Şimdiye dek trüf kokusu hakkında bildiklerimizi mantarın etrafındaki havadan alınan örnekler üzerinden öğrendik.

Kokunun bir kısmı daha aşina olduğumuz bir kaynaktan geliyor olabilir: mikroplardan. Birçok kokunun arkasında bakteriler ve mantarlar gibi mikroskobik yaratıklar var; koltuk altında yaşayan bakterilerin ürettiği öncül bir molekülle kokmaya başlayan ter gibi mesela. Trüf kokusunun kökenleri üzerine araştırmalar hala sürse de mantarların içinde veya üzerinde yaşayan mikroplar hakkındaki çalışmalar, koku moleküllerinin en azından bir kısmının bakteri kaynaklı olduğunu gösteriyor.

Mantarların bulundukları ortamdan alınan hava örnekleri ile mevcut koku molekülleri tanımlanıyor ve bu bilgilerle kokunun nasıl oluştuğu üzerine kafa yoruluyor. 3-methylbutanal ve 2-methyl-4,5-dihydrothiophene adlarındaki bu moleküller, sırayla saman veya kızarmış ekmek ve soğan gibi kokuyorlar. Farklı trüf türleri, hayatlarının her döneminde farklı koku molekülleri geliştiriyor. Yakın zamanda 35 trüf koku bileşeni üzerinde yapılan bir çalışma, kokunun tereyağımsı ya da kremamsı olabildiğini gösteriyor.

Bu moleküllerden üreten mantarları, mayaları ve bakterileri inceleyen araştırmacılar, ilginç şeylerle karşılaştılar. Dimetil sülfit, örneğin, sülfürlü kokuyor ve trüf çeşitlerinin %85’inde görülüyor. Mantar, maddeyi kendi üretebiliyor; ancak madde, trüflerde bolca bulunan Alphaproteobacteria ve Betaproteobacteria bakteri grupları tarafından da üretilebiliyor. Diğer yaygın trüf kokularından 3-methyl-1-butanol çikolata ve viski gibi kokabilirken, hexanal maddesi çimen kokusu yayabiliyor.

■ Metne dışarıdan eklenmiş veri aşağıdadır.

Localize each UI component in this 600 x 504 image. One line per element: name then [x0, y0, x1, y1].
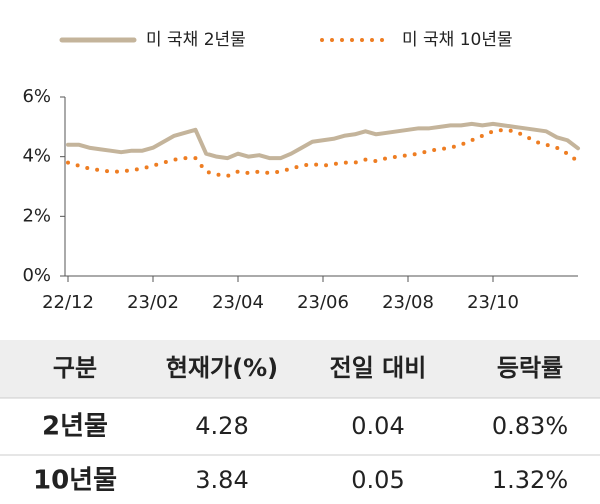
x-tick-label: 22/12	[42, 292, 94, 313]
x-tick-label: 23/04	[212, 292, 264, 313]
x-tick-label: 23/02	[127, 292, 179, 313]
table-row-label: 2년물	[42, 412, 108, 442]
y-tick-label: 0%	[22, 265, 51, 286]
table-header-bg	[0, 340, 600, 398]
table-cell: 0.04	[351, 412, 404, 440]
x-tick-label: 23/08	[382, 292, 434, 313]
legend-label: 미 국채 10년물	[402, 30, 513, 50]
table-cell: 0.05	[351, 466, 404, 494]
x-tick-label: 23/06	[297, 292, 349, 313]
table-header-cell: 현재가(%)	[166, 354, 278, 382]
x-tick-label: 23/10	[467, 292, 519, 313]
table-cell: 0.83%	[492, 412, 568, 440]
y-tick-label: 4%	[22, 146, 51, 167]
table-cell: 4.28	[195, 412, 248, 440]
table-cell: 3.84	[195, 466, 248, 494]
table-cell: 1.32%	[492, 466, 568, 494]
series-line	[66, 127, 580, 179]
legend-label: 미 국채 2년물	[146, 30, 246, 50]
y-tick-label: 6%	[22, 86, 51, 107]
series-line	[66, 121, 580, 161]
table-header-cell: 등락률	[497, 354, 563, 382]
table-row-label: 10년물	[33, 466, 117, 496]
table-header-cell: 구분	[53, 354, 97, 382]
table-header-cell: 전일 대비	[330, 354, 427, 382]
y-tick-label: 2%	[22, 205, 51, 226]
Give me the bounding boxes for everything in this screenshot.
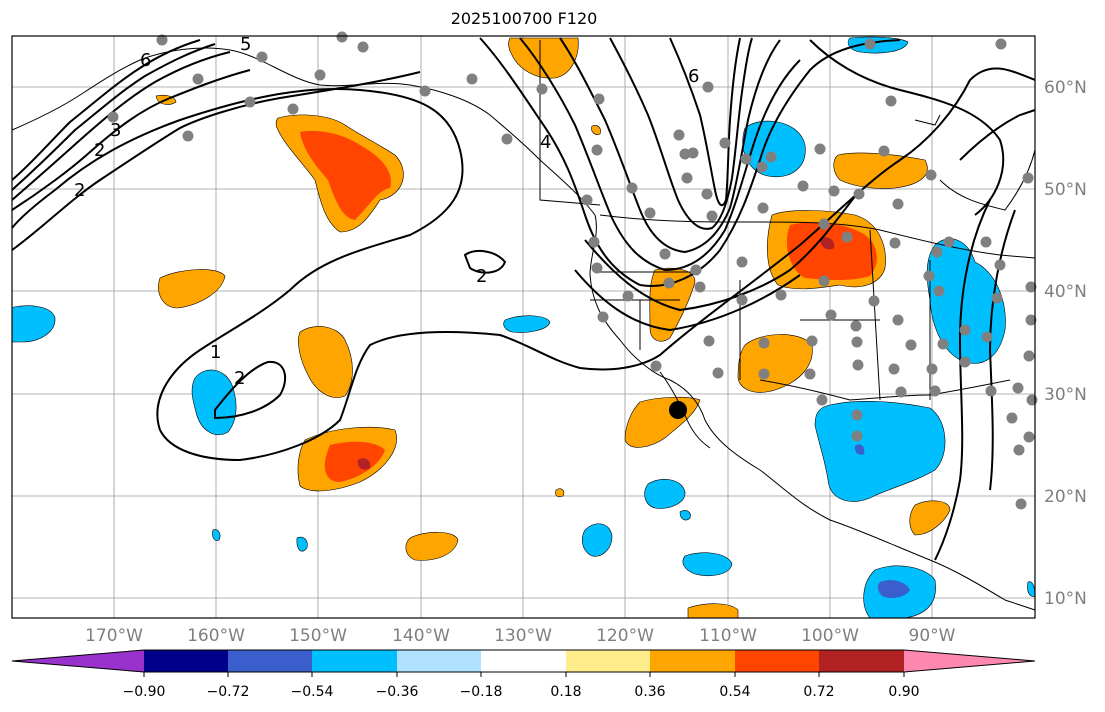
contour-lines — [11, 37, 1036, 561]
longitude-label: 130°W — [494, 626, 552, 646]
longitude-label: 160°W — [187, 626, 245, 646]
contour-label-group: 1 2 2 2 2 3 4 5 6 6 — [74, 34, 699, 389]
colorbar-max-extension — [904, 650, 1035, 672]
longitude-label: 120°W — [596, 626, 654, 646]
contour-label: 2 — [94, 140, 105, 161]
colorbar-segment — [312, 650, 397, 672]
map-frame — [11, 35, 1036, 619]
colorbar-tick-label: 0.18 — [550, 684, 582, 700]
longitude-label: 100°W — [801, 626, 859, 646]
colorbar-tick-label: −0.18 — [459, 684, 503, 700]
longitude-label: 110°W — [699, 626, 757, 646]
colorbar-segment — [228, 650, 312, 672]
colorbar — [11, 649, 1036, 677]
longitude-label: 90°W — [908, 626, 956, 646]
colorbar-min-extension — [12, 650, 144, 672]
colorbar-segment — [397, 650, 481, 672]
contour-label: 5 — [240, 34, 251, 55]
latitude-label: 40°N — [1044, 282, 1087, 302]
contour-label: 6 — [688, 66, 699, 87]
colorbar-segment — [650, 650, 735, 672]
contour-label: 3 — [110, 120, 121, 141]
latitude-label: 20°N — [1044, 487, 1087, 507]
contour-label: 2 — [476, 266, 487, 287]
negative-anomaly-shading — [11, 36, 1036, 619]
colorbar-segment — [144, 650, 228, 672]
longitude-label: 140°W — [392, 626, 450, 646]
colorbar-tick-label: 0.90 — [888, 684, 920, 700]
colorbar-segment — [735, 650, 819, 672]
highlighted-station-dot — [669, 401, 687, 419]
contour-label: 1 — [210, 342, 221, 363]
colorbar-tick-label: 0.72 — [803, 684, 835, 700]
colorbar-tick-label: −0.36 — [375, 684, 419, 700]
contour-label: 2 — [234, 368, 245, 389]
latitude-label: 10°N — [1044, 589, 1087, 609]
colorbar-tick-label: 0.54 — [719, 684, 751, 700]
station-dots — [107, 31, 1038, 510]
colorbar-tick-label: −0.72 — [206, 684, 250, 700]
latitude-label: 60°N — [1044, 78, 1087, 98]
colorbar-segment — [566, 650, 650, 672]
contour-label: 6 — [140, 50, 151, 71]
contour-label: 2 — [74, 180, 85, 201]
colorbar-tick-label: 0.36 — [634, 684, 666, 700]
contour-label: 4 — [540, 132, 551, 153]
positive-anomaly-shading — [155, 37, 951, 619]
colorbar-segment — [481, 650, 566, 672]
colorbar-segment — [819, 650, 904, 672]
latitude-label: 50°N — [1044, 180, 1087, 200]
map-title: 2025100700 F120 — [450, 9, 598, 28]
colorbar-tick-label: −0.54 — [290, 684, 334, 700]
longitude-label: 150°W — [289, 626, 347, 646]
colorbar-tick-label: −0.90 — [122, 684, 166, 700]
latitude-label: 30°N — [1044, 385, 1087, 405]
longitude-label: 170°W — [85, 626, 143, 646]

Daha nadir görülen trüf kokuları ise bakterilerle ilişkilendiriliyor. Örneğin geçen yıl yapılan araştırmalara göre, beyaz trüf kokusunun kaynağı olan tiyofen adındaki sülfür içerikli bir molekül grubunun mantarlar tarafından üretilmesi mümkün değil. Bu moleküller, kokusuz moleküllerin bakteriler tarafından sindirilmesiyle ortaya çıkıyor.

Moleküller, birtakım önemli biyolojik süreçlerin yan ürünü olabilirler.

Antibiyotiklere maruz bırakılan trüflerin koku moleküllerini kaybettikleri görüldü. Araştırmacılara göre, koku maddelerini üretme yetisi, keşfettikleri tüm trüf bakterilerinde mevcut; yani bu moleküller, birtakım önemli biyolojik süreçlerin yan ürünü olabilirler.

Trüf mantarının acı ve keskin tadının amacı mutfaklarımıza çeşitlilik getirmek değil, mantarlar açısından ölüm kalım meselesi bu. Bilim insanlarına göre, hayvanların yer altındaki mantarların kokusunu alabilmeleri ve onları çıkarıp yiyebilmeleri, trüf mantarlarının avcıların dışkıları aracılığıyla sporlarını uzak mesafelere kadar yayabilmeleri açısından kritik.

Hayvanların aldıkları kokunun kaynağının mantarlar değil de mikroplar olması mümkün mü acaba? Meyve sineklerinin, örneğin, meyvenin kokusuna değil, yüzeyde yaşayan mayaların ürettikleri kokuya geldikleri biliniyor. Benzer bir senaryo, trüf mantarları için de geçerli olabilir.

Araştırmacıların söylediklerine göre, hangi molekülün nereden geldiğini anlamanın tek yolu, hiçbir şekilde mikrop içermeyen trüf mantarları üzerinde çalışmalar yapmak. Bu zor bir süreç ne yazık ki. Doğrudan doğal yaşam alanlarından alınan mantarlar işe yaramıyor; trüf mantarını laboratuvarlarda üretmek ise mümkün değil.